If you’ve ever added red worm castings to your potting soil from your vermicompost bin, you probably have some worms in your plant containers. When you see one of your red worms in a container’s potting soil, you can put it back in the worm bin to help decompose kitchen waste into “black gold” (nutritious fertilizer for your plants), or you can leave it in the container. Worms are beneficial for container plants.
Red worms or regular earthworms can be used in plant containers (although earthworms should not be used in the vermicomposting bin because they will die). Benefits of keeping worms in plant containers include:
- Better air circulation
- Higher nutrient breakdown for plants
- Less potting soil compaction
- Maintenance of slightly acidic soil (which is beneficial for most plants)
If you don’t keep a vermicomposting bin with red worms, you can build a compost bin and start creating great compost for your container plants, or go find some free earthworms. Go to a local park or a friend or family member’s yard, and start digging! You can even “save” earthworms you find on the sidewalk and put them in your containers.
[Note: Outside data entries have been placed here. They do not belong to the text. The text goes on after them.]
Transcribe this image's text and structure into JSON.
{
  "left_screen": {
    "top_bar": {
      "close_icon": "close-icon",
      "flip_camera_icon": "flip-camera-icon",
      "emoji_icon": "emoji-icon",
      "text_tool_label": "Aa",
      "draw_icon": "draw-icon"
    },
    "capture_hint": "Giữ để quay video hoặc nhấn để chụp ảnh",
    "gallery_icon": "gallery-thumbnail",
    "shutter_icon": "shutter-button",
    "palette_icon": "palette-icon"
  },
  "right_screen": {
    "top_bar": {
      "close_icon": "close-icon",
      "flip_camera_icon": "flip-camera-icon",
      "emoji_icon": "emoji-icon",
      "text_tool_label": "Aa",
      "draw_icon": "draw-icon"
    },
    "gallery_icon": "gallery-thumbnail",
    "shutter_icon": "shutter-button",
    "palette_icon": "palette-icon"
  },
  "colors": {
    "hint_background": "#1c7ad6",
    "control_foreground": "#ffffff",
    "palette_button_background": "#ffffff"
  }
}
Don’t add too many worms to your containers – just a couple per container. And don’t add worms to pots that are too small (keep them in 1-gallon pots or larger). When adding worms to a plant container, loosen the topsoil slightly and cover them with some soil. The worms will want to get into the potting soil and away from the sunlight as quickly as possible. The worms will help increase the health of your container plants and your entire garden. Your potting soil shouldn’t be completely sanitized and free of life. Encourage worms in your balcony garden in your plant containers and in worm bins. There’s no doubt that your container plants will be healthier after you’ve added worms to the garden.